Banner for Selling Today involves understanding the Evolving Customer Journey

Downey recently spoke about how selling is evolving, how buyers make decisions, The Customer Journey Map, and thoughts about serving customers in the future.

Farming has evolved. There are now bigger farms, more complex farms, and decisions made on farms have evolved as well. 100 years ago, the focus of how products were sold and marketed centered around explaining about the product. Today, the salesperson should know a customer base well enough using data to be able to predict their needs before they offer to solve a problem with a solution.

Buyer’s decisions can be understood by understanding three questions all humans have:

  1. Where are they right now?
  2. Where are they trying to get to? and
  3. How are they using their resources to get there?

All human behavior is based on the answers to these three questions. The resources used to achieve needs (where are they trying to get to?) are finite, and fall under four categories:

  1. Money
  2. Time
  3. Knowledge, and
  4. Relationships.

Humans, however, are by nature irrational, they might not always know where they want to be, and what resources to use to get there, so customers may elect to take shortcuts. Being a good predictive sales representative requires the ability to predict where customers will take these shortcuts. Downey used an example to demonstrate.

“If you ask me what my goals are at the beginning of the year, I’ll tell you I want lose weight. But at the very same time, irrational as though it may be, I like to eat pie. Being predictive is understanding when will I invest resources towards pursuing my goal of losing weight, and when will I invest resources towards my goal of eating pie… For you to be able to predict which one of those I’m going to do means you have to know me really, really well. Just asking me won’t be enough. That means you have got to know me better than me. It means figuring out what are those motivators that determine where I’m going.”

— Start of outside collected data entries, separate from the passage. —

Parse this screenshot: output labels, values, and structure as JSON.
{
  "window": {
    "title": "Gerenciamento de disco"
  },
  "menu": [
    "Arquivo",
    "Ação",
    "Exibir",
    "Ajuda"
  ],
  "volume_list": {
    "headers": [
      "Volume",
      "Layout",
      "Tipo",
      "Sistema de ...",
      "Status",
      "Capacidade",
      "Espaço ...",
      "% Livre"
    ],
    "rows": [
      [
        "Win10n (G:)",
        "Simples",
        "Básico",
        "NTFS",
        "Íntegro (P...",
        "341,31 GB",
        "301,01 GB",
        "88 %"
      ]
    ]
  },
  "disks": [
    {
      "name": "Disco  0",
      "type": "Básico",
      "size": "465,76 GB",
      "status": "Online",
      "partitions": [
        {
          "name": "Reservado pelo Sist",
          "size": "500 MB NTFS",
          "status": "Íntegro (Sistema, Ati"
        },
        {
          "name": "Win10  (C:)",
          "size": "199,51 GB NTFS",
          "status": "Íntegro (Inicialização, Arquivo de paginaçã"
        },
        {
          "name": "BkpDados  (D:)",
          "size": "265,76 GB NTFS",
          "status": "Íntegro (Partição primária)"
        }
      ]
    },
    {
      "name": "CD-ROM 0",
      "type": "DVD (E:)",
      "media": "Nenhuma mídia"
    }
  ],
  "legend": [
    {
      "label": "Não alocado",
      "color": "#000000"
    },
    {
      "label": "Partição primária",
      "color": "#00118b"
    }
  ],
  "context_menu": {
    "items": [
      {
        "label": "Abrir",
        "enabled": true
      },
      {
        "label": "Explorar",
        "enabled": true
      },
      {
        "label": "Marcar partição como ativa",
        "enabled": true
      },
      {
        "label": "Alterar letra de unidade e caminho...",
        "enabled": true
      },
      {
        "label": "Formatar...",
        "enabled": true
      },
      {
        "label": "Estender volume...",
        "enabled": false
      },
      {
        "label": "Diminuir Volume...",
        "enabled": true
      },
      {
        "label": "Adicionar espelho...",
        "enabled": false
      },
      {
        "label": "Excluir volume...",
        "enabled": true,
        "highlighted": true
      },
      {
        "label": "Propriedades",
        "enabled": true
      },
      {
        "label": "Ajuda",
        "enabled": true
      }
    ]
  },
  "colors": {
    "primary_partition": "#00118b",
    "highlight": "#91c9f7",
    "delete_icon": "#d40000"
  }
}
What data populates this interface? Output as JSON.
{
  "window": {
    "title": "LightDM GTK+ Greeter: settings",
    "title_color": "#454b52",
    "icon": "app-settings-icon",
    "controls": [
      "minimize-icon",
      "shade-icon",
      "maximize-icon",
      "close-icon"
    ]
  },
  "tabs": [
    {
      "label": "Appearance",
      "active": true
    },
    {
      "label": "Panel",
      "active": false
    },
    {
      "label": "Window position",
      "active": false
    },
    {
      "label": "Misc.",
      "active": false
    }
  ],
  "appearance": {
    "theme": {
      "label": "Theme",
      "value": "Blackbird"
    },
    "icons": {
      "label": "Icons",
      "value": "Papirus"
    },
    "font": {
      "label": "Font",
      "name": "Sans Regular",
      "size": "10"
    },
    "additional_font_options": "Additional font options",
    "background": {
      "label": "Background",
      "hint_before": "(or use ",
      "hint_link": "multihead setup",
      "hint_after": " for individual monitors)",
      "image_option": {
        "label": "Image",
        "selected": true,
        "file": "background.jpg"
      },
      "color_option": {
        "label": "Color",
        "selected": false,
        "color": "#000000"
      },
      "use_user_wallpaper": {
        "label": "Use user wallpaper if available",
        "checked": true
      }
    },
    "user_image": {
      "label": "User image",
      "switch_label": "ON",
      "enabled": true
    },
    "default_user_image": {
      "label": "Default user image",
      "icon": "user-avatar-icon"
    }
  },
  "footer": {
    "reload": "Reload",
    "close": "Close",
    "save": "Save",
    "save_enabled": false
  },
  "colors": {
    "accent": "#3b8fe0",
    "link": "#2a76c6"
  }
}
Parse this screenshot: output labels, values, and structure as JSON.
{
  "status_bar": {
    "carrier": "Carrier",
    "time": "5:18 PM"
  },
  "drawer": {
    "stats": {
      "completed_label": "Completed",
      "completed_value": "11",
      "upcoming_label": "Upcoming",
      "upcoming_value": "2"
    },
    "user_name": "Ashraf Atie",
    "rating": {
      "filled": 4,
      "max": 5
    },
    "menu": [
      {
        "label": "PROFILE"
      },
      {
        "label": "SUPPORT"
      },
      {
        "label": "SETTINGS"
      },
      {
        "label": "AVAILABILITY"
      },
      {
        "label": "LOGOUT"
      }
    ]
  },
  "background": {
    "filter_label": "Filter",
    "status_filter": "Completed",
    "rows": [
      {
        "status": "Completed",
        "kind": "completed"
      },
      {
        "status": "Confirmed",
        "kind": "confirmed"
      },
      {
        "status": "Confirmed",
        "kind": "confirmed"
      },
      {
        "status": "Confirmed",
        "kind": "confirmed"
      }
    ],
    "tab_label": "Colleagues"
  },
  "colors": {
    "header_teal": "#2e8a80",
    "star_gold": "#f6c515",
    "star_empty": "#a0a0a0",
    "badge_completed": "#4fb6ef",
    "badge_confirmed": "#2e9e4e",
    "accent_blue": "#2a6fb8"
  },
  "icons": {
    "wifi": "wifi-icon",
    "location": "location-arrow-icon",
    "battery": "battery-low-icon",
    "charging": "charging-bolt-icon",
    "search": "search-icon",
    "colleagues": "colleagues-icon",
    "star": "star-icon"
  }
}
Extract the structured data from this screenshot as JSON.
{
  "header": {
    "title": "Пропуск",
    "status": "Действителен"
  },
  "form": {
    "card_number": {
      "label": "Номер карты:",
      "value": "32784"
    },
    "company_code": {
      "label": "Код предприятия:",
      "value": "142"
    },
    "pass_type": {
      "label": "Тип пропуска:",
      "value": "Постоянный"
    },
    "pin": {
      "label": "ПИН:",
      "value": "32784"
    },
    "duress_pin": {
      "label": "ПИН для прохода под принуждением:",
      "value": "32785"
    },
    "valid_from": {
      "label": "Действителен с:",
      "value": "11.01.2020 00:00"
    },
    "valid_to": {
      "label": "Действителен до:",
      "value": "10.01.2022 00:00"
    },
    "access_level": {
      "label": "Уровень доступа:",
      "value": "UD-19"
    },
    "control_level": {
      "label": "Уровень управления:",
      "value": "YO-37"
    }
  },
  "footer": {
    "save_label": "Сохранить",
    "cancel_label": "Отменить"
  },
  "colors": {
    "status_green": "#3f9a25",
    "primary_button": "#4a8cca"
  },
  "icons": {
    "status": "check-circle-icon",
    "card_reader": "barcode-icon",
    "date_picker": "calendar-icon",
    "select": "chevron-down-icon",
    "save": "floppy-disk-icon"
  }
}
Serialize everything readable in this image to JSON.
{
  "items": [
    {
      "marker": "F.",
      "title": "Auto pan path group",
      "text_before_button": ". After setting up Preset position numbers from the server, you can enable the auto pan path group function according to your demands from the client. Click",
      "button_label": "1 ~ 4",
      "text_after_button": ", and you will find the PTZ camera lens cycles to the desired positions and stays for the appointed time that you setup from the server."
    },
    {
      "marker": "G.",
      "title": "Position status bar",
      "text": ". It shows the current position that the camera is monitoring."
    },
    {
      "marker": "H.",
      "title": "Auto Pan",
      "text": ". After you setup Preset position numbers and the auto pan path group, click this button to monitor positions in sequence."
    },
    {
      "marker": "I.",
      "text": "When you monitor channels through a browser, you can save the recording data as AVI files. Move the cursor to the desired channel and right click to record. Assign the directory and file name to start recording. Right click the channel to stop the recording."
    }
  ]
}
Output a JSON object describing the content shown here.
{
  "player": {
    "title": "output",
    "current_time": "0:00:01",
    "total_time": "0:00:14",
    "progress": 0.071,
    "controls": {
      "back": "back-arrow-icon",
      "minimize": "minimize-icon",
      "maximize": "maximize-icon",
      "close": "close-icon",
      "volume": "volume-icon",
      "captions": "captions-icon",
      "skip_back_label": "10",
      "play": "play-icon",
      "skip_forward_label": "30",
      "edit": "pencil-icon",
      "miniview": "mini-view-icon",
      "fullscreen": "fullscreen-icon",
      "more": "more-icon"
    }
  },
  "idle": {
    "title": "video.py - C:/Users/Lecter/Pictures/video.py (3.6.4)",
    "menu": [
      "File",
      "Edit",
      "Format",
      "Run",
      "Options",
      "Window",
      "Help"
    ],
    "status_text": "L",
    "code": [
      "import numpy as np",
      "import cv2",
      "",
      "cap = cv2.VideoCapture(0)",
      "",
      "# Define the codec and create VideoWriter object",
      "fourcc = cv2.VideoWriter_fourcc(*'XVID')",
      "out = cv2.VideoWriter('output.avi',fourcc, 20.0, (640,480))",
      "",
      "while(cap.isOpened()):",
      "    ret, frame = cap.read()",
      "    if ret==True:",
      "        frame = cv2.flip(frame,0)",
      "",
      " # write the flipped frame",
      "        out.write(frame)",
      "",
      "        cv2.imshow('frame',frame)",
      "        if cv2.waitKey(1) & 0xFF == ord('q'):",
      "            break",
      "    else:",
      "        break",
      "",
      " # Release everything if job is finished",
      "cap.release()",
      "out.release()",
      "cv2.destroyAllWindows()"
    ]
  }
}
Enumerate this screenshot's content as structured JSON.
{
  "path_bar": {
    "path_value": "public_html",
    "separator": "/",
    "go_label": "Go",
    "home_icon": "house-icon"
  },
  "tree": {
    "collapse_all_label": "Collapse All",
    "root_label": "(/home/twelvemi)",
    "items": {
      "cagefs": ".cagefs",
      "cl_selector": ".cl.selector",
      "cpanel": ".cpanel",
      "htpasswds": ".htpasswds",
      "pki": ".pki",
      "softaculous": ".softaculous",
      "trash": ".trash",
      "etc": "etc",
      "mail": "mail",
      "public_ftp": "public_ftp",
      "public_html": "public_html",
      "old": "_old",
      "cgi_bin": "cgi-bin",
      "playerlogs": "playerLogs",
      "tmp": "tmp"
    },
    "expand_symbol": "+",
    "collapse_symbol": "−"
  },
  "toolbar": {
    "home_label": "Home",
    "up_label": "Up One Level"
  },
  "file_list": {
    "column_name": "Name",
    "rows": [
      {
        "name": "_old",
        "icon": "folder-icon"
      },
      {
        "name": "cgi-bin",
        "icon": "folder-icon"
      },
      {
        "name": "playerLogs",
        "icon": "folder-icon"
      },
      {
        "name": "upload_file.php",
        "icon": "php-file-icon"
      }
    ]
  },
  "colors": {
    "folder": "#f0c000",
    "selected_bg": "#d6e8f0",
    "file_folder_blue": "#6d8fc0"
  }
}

Nowadays, decisions about the value of a solution is not made based on the benefits of the solutions versus the cost. Buying decisions are instead made based on the perceptions of the benefits versus the perceptions of the cost. It is only after the buying decision is made when the perceived benefits are compared to the actual benefits. Customers understand that a sales pitch showcases what the benefits could be, as well as the best possible scenarios. The only thing they know for sure is the cost. The customer then must weigh the perceived benefits with the actual cost, which isn’t easy.

To predict the customer’s behavior, it is important to understand the Buyer Decision Model.

The model begins when the buyer recognizes a need, a gap between where they are and where they want to be. They then invest time to learn what their options are to close that gap. After determining possible options, each will be evaluated before the buyer makes a choice. After the choice is made (the most difficult part) the buyer will reevaluate to confirm whether a choice was the correct one or not. A buyer could be overwhelmed at any stage of this process, and if they are, they may elect to take shortcuts.

The Customer Journey Map is a process of understanding complex customers. A key is to not begin by mentioning any specific company or product to separate the process of looking for a solution and a sales pitch. It is important to understand the customer journey in a complex operation goes beyond just production (fertility, crop plan, seed selection, harvest, etc.), but includes operations (land, rent arrangements, offices, equipment, etc.), business (strategy, marketing, financing, etc.), and people (agronomy, hiring, supervision, etc.). In each of these areas, the seller can identify the buyer’s experiences in each area and record their pains and gains to prioritize those into a way to better serve them.

These techniques require the seller to be genuinely curious about the customer’s business, connect with the customer’s goals, understand how to measure outcomes that are important to the customer, draw insights from the customer to innovate, and express gratitude to the customer.